The billboard scheme seems to pay off, more or less. Jimmy’s got bonafide (potential) clients. From a man who’s got a million dollars lying around – with his own picture on the bills – to the inventor of a talking toilet, most of them are complete nutcases. It does provide him with funny stories while painting the toe nails of Kim, though. I’m sure we’re going to get the answer very soon, but what’s up with that?
There are two options: either they were in a relationship in the past and it didn’t work out, so they’ve remained friends, or: they were never together and don’t want to be. I can understand the dirty talk over the phone thing (in a previous episode), in both scenarios, but painting her toe nails?

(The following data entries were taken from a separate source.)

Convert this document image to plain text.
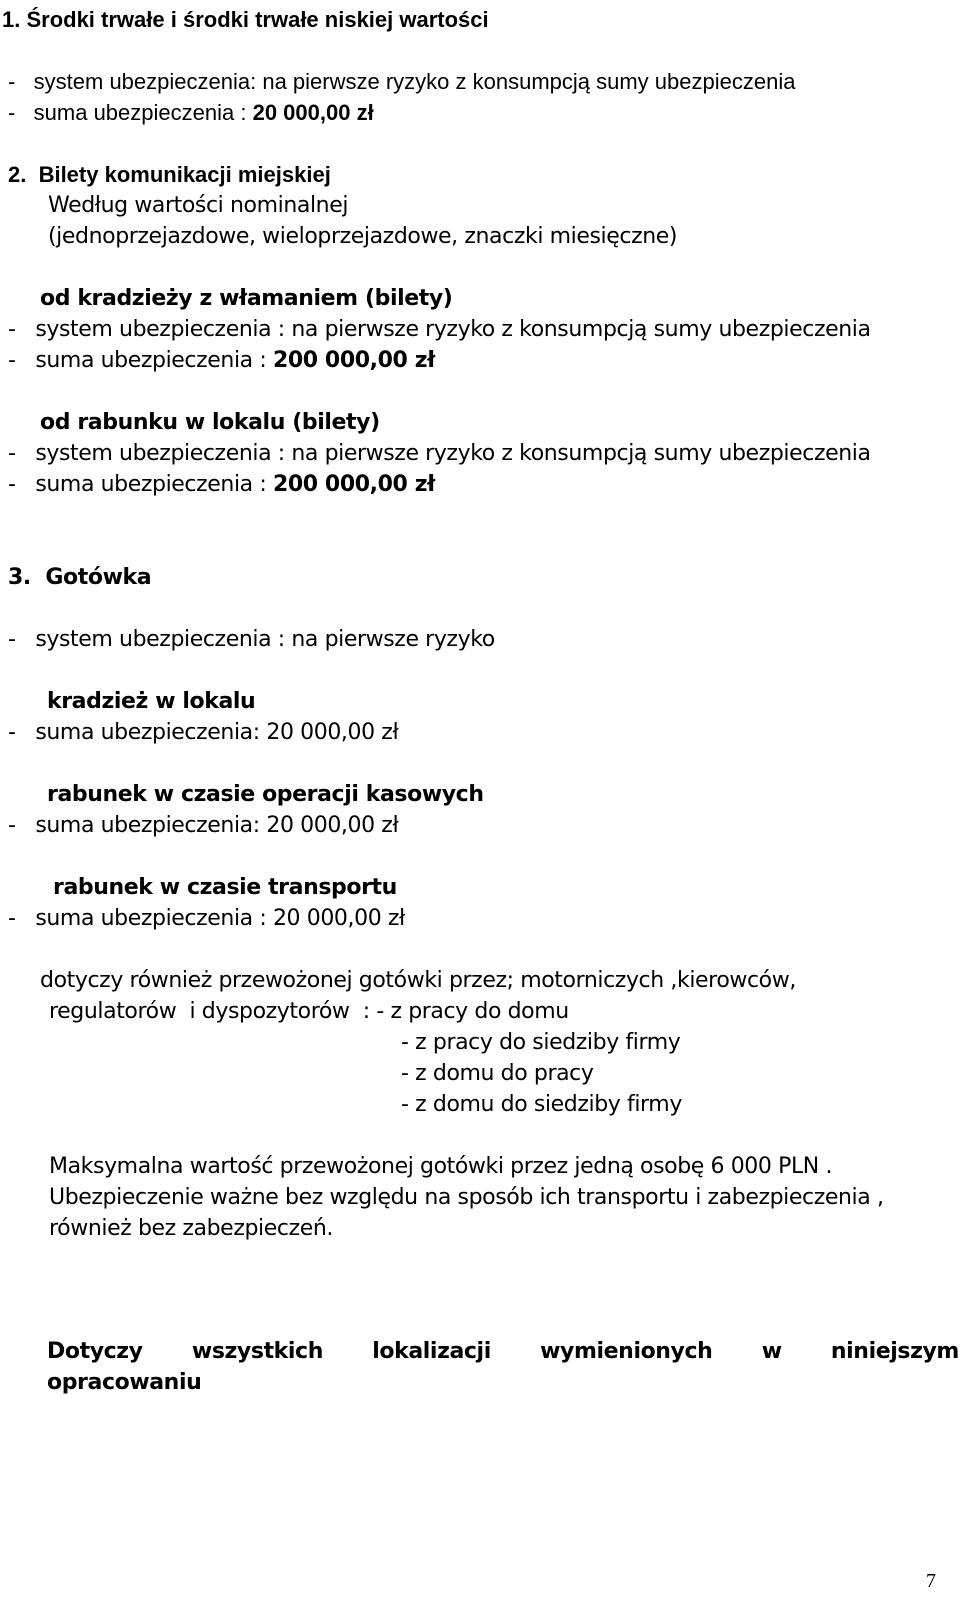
1. Środki trwałe i środki trwałe niskiej wartości
-   system ubezpieczenia: na pierwsze ryzyko z konsumpcją sumy ubezpieczenia
-   suma ubezpieczenia : 20 000,00 zł
2.  Bilety komunikacji miejskiej
Według wartości nominalnej
(jednoprzejazdowe, wieloprzejazdowe, znaczki miesięczne)
od kradzieży z włamaniem (bilety)
-   system ubezpieczenia : na pierwsze ryzyko z konsumpcją sumy ubezpieczenia
-   suma ubezpieczenia : 200 000,00 zł
od rabunku w lokalu (bilety)
-   system ubezpieczenia : na pierwsze ryzyko z konsumpcją sumy ubezpieczenia
-   suma ubezpieczenia : 200 000,00 zł
3.  Gotówka
-   system ubezpieczenia : na pierwsze ryzyko
kradzież w lokalu
-   suma ubezpieczenia: 20 000,00 zł
rabunek w czasie operacji kasowych
-   suma ubezpieczenia: 20 000,00 zł
rabunek w czasie transportu
-   suma ubezpieczenia : 20 000,00 zł
dotyczy również przewożonej gotówki przez; motorniczych ,kierowców,
regulatorów  i dyspozytorów  : - z pracy do domu
- z pracy do siedziby firmy
- z domu do pracy
- z domu do siedziby firmy
Maksymalna wartość przewożonej gotówki przez jedną osobę 6 000 PLN .
Ubezpieczenie ważne bez względu na sposób ich transportu i zabezpieczenia ,
również bez zabezpieczeń.
Dotyczy wszystkich lokalizacji wymienionych w niniejszym
opracowaniu
7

From signing a non-disclosure agreement about Tony the Toilet Buddy to Jimmy’s brother; it’s a small step. Chuck’s dealing with the aftermath of stealing his neighbour’s paper.
Albuquerque police officers show up on his doorstep and because he doesn’t want to/can’t let them in, they kick down the door. He gets an allergic reaction to everything they have on them – phones, flash lights, tasers – and ends up in the hospital. There we finally get a clear explanation of what his condition is. Electromagnetic hypersensitivity. In other words: an allergy to electricity. In Jimmy’s words: it hurts.
When the nurse – a guest role of Clea DuVall (Carnivàle, Heroes, Argo, The Faculty, The Newsroom) – tricks him, we know Chuck’s condition’s essentially a symptom of something else. Probably the result of worrying over his little brother.

Will Business
Jimmy takes Chuck home and tries to reassure him. The billboard scheme was just a form of advertising, to get on the right track, and that’s where he is now. He’s found a niche: drawing up wills for old people. While explaining Chuck he can take care of himself, without breaking the law, something weird happens with the shadow on his face. Vince Gilligan series seldom have continuity issues, but this is one. The left side of his face is half dark in one shot, in the other they’ve put a light on it.

Just when you think Mike Ehrmantraut won’t show up, he does. In the show, or in front of your house. We get a glimpse of what his life outside the booth is like. Apart from sitting in a car across from someone’s house – most probably someone he looks out for, whether she likes it or not -, pretty boring. Until the doorbell rings.
‘Long way from home, are you?’ he asks the cops. To be continued.